While most computer users have an anti-virus product installed, it might not be making your computer safer. A security researcher has claimed to have found exploitable flaws in 14 major anti-virus engines used by some of the largest security vendors. In a presentation by Joxean Koret, a researcher at Singapore-based consultancy COSEINC, we see the details about how he used a custom fuzzing suite to find bugs in 17 of the major antivirus engines. These are the engines that are used by anti-virus software companies like AVG, Bitdefender, ESET, and F-Secure.
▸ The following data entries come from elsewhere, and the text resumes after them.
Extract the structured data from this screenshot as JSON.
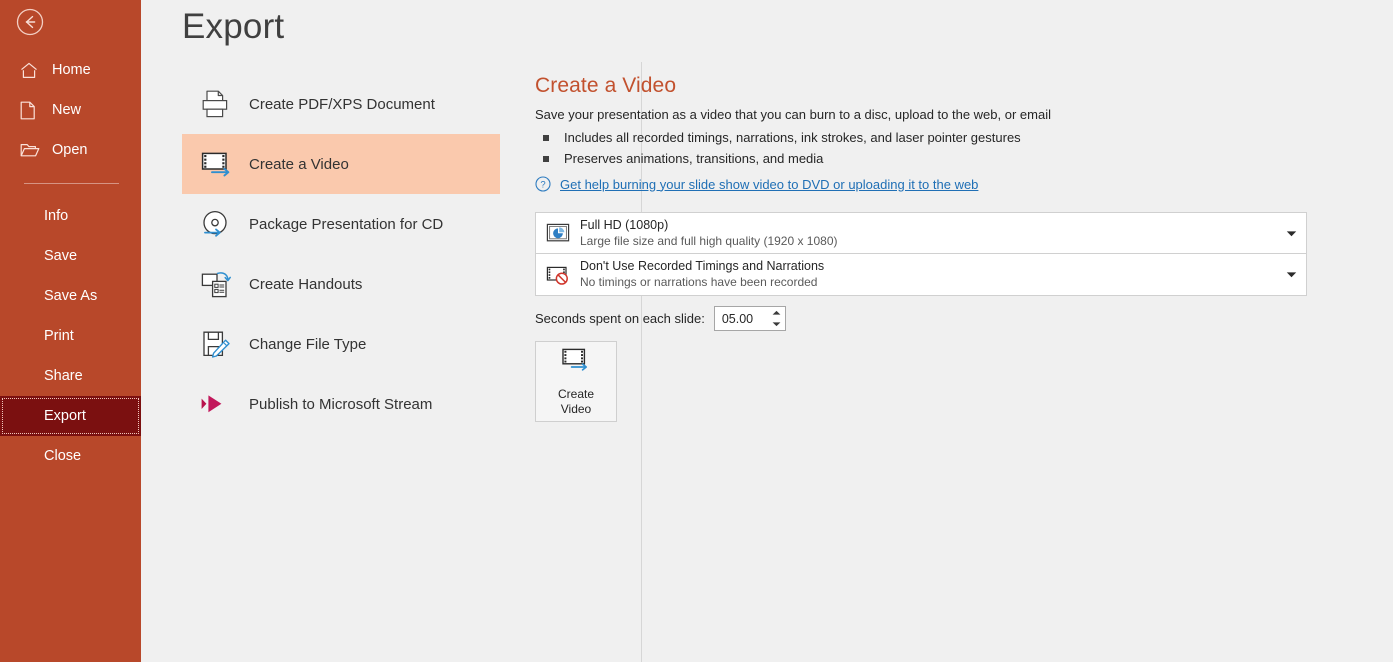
{
  "sidebar": {
    "back_button": "back-arrow",
    "top_items": [
      {
        "label": "Home",
        "icon": "home-icon"
      },
      {
        "label": "New",
        "icon": "new-document-icon"
      },
      {
        "label": "Open",
        "icon": "open-folder-icon"
      }
    ],
    "items": [
      {
        "label": "Info"
      },
      {
        "label": "Save"
      },
      {
        "label": "Save As"
      },
      {
        "label": "Print"
      },
      {
        "label": "Share"
      },
      {
        "label": "Export"
      },
      {
        "label": "Close"
      }
    ],
    "selected": "Export",
    "bg_color": "#b8482a",
    "selected_bg_color": "#7b1010"
  },
  "page": {
    "title": "Export"
  },
  "export_options": [
    {
      "label": "Create PDF/XPS Document",
      "icon": "pdf-xps-icon"
    },
    {
      "label": "Create a Video",
      "icon": "create-video-icon"
    },
    {
      "label": "Package Presentation for CD",
      "icon": "package-cd-icon"
    },
    {
      "label": "Create Handouts",
      "icon": "create-handouts-icon"
    },
    {
      "label": "Change File Type",
      "icon": "change-file-type-icon"
    },
    {
      "label": "Publish to Microsoft Stream",
      "icon": "microsoft-stream-icon"
    }
  ],
  "export_selected": "Create a Video",
  "detail": {
    "title": "Create a Video",
    "title_color": "#c2512e",
    "description": "Save your presentation as a video that you can burn to a disc, upload to the web, or email",
    "bullets": [
      "Includes all recorded timings, narrations, ink strokes, and laser pointer gestures",
      "Preserves animations, transitions, and media"
    ],
    "help_link": "Get help burning your slide show video to DVD or uploading it to the web",
    "help_link_color": "#1f6fb5",
    "quality_dropdown": {
      "title": "Full HD (1080p)",
      "subtitle": "Large file size and full high quality (1920 x 1080)",
      "icon": "monitor-quality-icon"
    },
    "timings_dropdown": {
      "title": "Don't Use Recorded Timings and Narrations",
      "subtitle": "No timings or narrations have been recorded",
      "icon": "no-timings-icon"
    },
    "seconds_label": "Seconds spent on each slide:",
    "seconds_value": "05.00",
    "create_video_button": {
      "line1": "Create",
      "line2": "Video",
      "icon": "create-video-icon"
    }
  }
}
Koret explained that almost all of the engines he looked at were written in C and/or C++ coding languages, which could allow attackers to discover and leverage buffer and integer overflow bugs. “Exploiting AV engines is not different to exploiting other client-side applications,” he said. “They don’t offer any special self-protection. They rely on the operating system features (ASLR/DEP) and nothing else. And sometimes they even disable such features.”
If you are interested in software security, this makes for a good read.
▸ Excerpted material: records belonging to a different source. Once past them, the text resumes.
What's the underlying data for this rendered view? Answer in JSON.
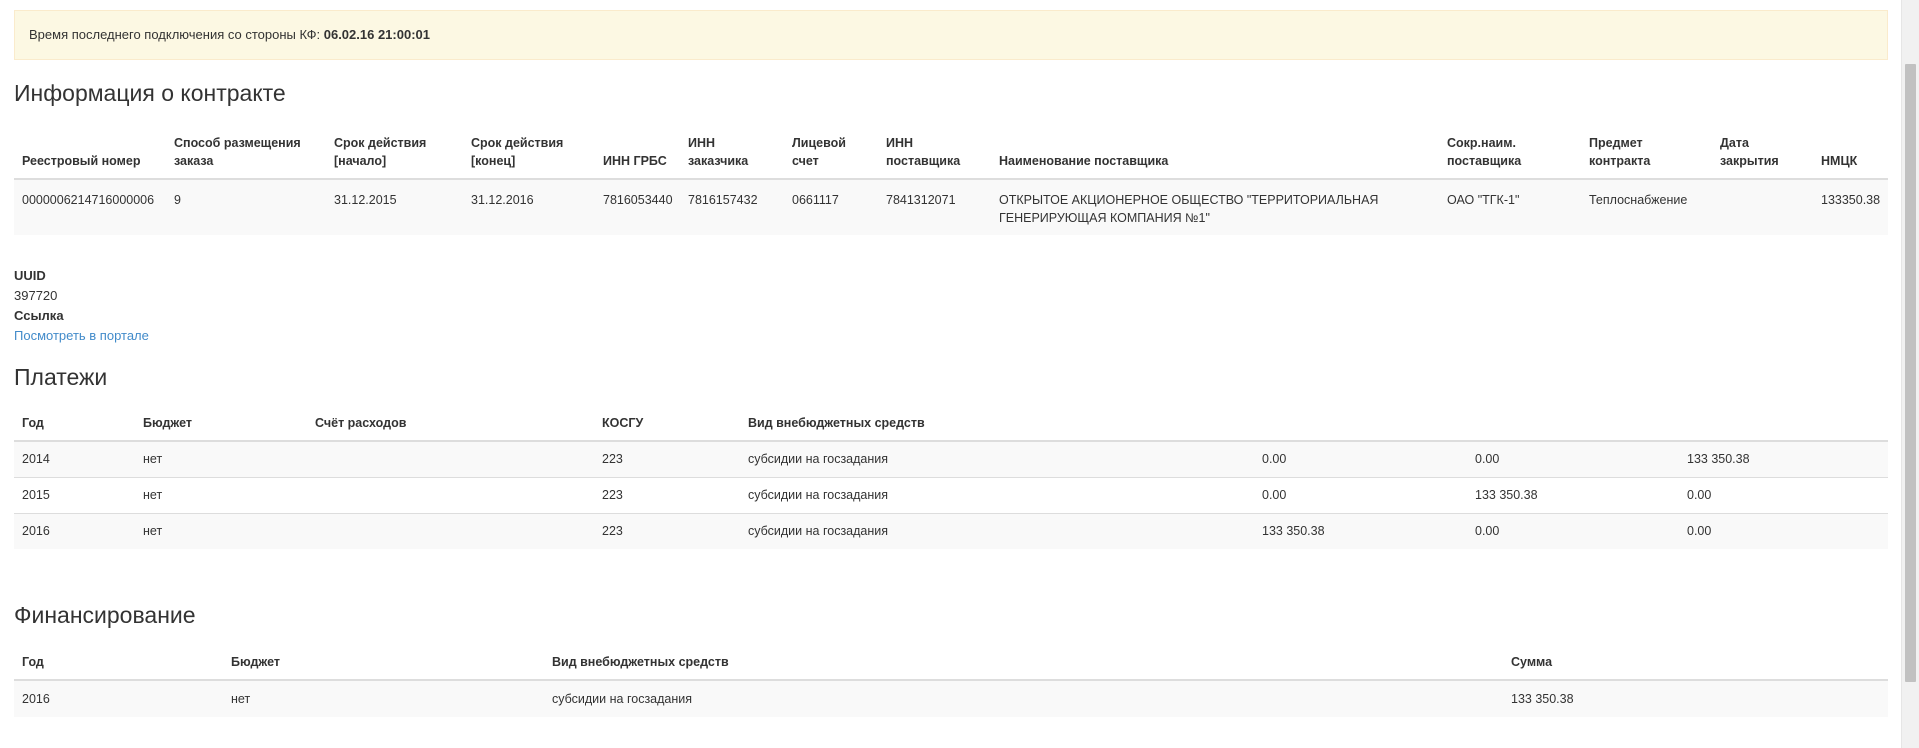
{
  "alert": {
    "label": "Время последнего подключения со стороны КФ:",
    "value": "06.02.16 21:00:01"
  },
  "contract": {
    "title": "Информация о контракте",
    "headers": [
      "Реестровый номер",
      "Способ размещения заказа",
      "Срок действия [начало]",
      "Срок действия [конец]",
      "ИНН ГРБС",
      "ИНН заказчика",
      "Лицевой счет",
      "ИНН поставщика",
      "Наименование поставщика",
      "Сокр.наим. поставщика",
      "Предмет контракта",
      "Дата закрытия",
      "НМЦК"
    ],
    "row": [
      "0000006214716000006",
      "9",
      "31.12.2015",
      "31.12.2016",
      "7816053440",
      "7816157432",
      "0661117",
      "7841312071",
      "ОТКРЫТОЕ АКЦИОНЕРНОЕ ОБЩЕСТВО \"ТЕРРИТОРИАЛЬНАЯ ГЕНЕРИРУЮЩАЯ КОМПАНИЯ №1\"",
      "ОАО \"ТГК-1\"",
      "Теплоснабжение",
      "",
      "133350.38"
    ]
  },
  "meta": {
    "uuid_label": "UUID",
    "uuid_value": "397720",
    "link_label": "Ссылка",
    "link_text": "Посмотреть в портале"
  },
  "payments": {
    "title": "Платежи",
    "headers": [
      "Год",
      "Бюджет",
      "Счёт расходов",
      "КОСГУ",
      "Вид внебюджетных средств",
      "",
      "",
      ""
    ],
    "rows": [
      [
        "2014",
        "нет",
        "",
        "223",
        "субсидии на госзадания",
        "0.00",
        "0.00",
        "133 350.38"
      ],
      [
        "2015",
        "нет",
        "",
        "223",
        "субсидии на госзадания",
        "0.00",
        "133 350.38",
        "0.00"
      ],
      [
        "2016",
        "нет",
        "",
        "223",
        "субсидии на госзадания",
        "133 350.38",
        "0.00",
        "0.00"
      ]
    ]
  },
  "finance": {
    "title": "Финансирование",
    "headers": [
      "Год",
      "Бюджет",
      "Вид внебюджетных средств",
      "Сумма"
    ],
    "rows": [
      [
        "2016",
        "нет",
        "субсидии на госзадания",
        "133 350.38"
      ]
    ]
  }
}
AV engines not only need to support such large list of file formats but they also need to do this quickly and better than the vendor.
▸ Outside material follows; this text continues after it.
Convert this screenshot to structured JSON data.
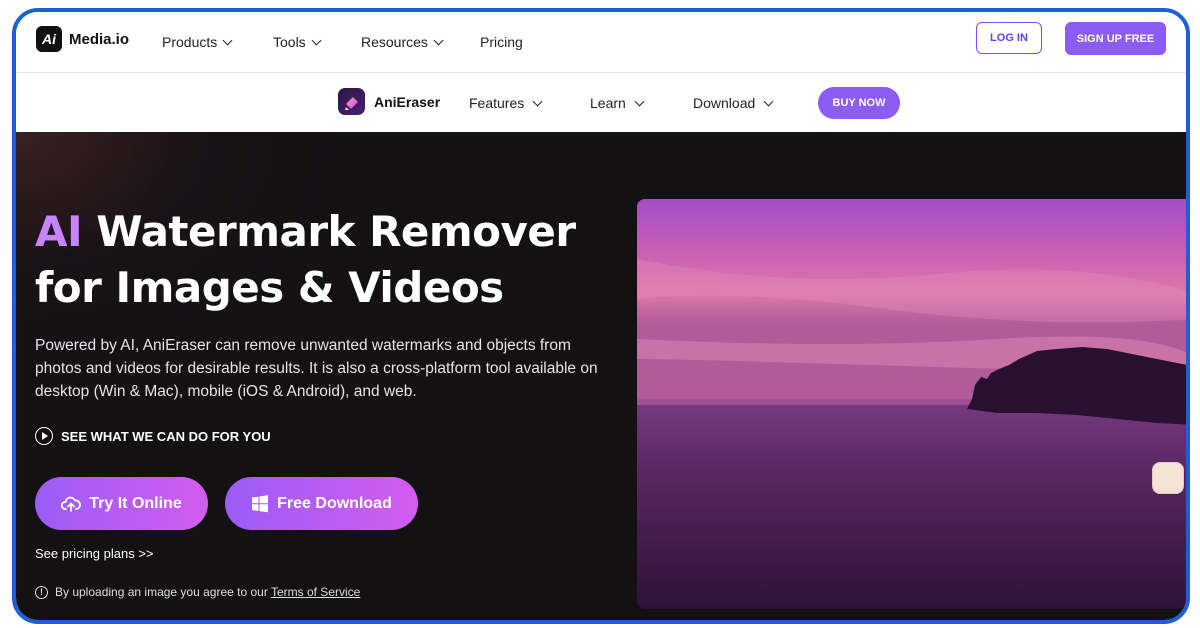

If an exploit for a new file format appears, customer will ask for support for such files as soon as possible. The longer it takes, the higher the odds of losing a customer moving on to another vendor.
Sample list of vulnerabilities:
- Avast: Heap overflow in RPM (reported, fixed and paid Bug Bounty)
- Avg: Heap overflow with Cpio (fixed…)/Multiple vulnerabilities with packers
- Avira: Multiple remote vulnerabilities
- BitDefender: Multiple remote vulnerabilities
- ClamAV: Infinite loop with a malformed PE (reported & fixed)
- Comodo: Heap overflow with Chm
- DrWeb: Multiple remote vulnerabilities (vulnerability with updating engine fixed)
- ESET: Integer overflow with PDF (fixed)/Multiple vulnerabilities with packers
- F-Prot: Heap overflows with multiple packers
- F-Secure: Multiple vulnerabilities in Aqua engine (all the F-Secure own bugs fixed)
- Panda: Multiple local privilege escalations (reported and partially fixed)
- eScan: Multiple remote command injection (all fixed? LOL, I doubt…)
Exploiting an AV engine is like exploiting any other client-side application.
- Is not like exploiting a browser or a PDF reader.
- Is more like exploiting an Office file format.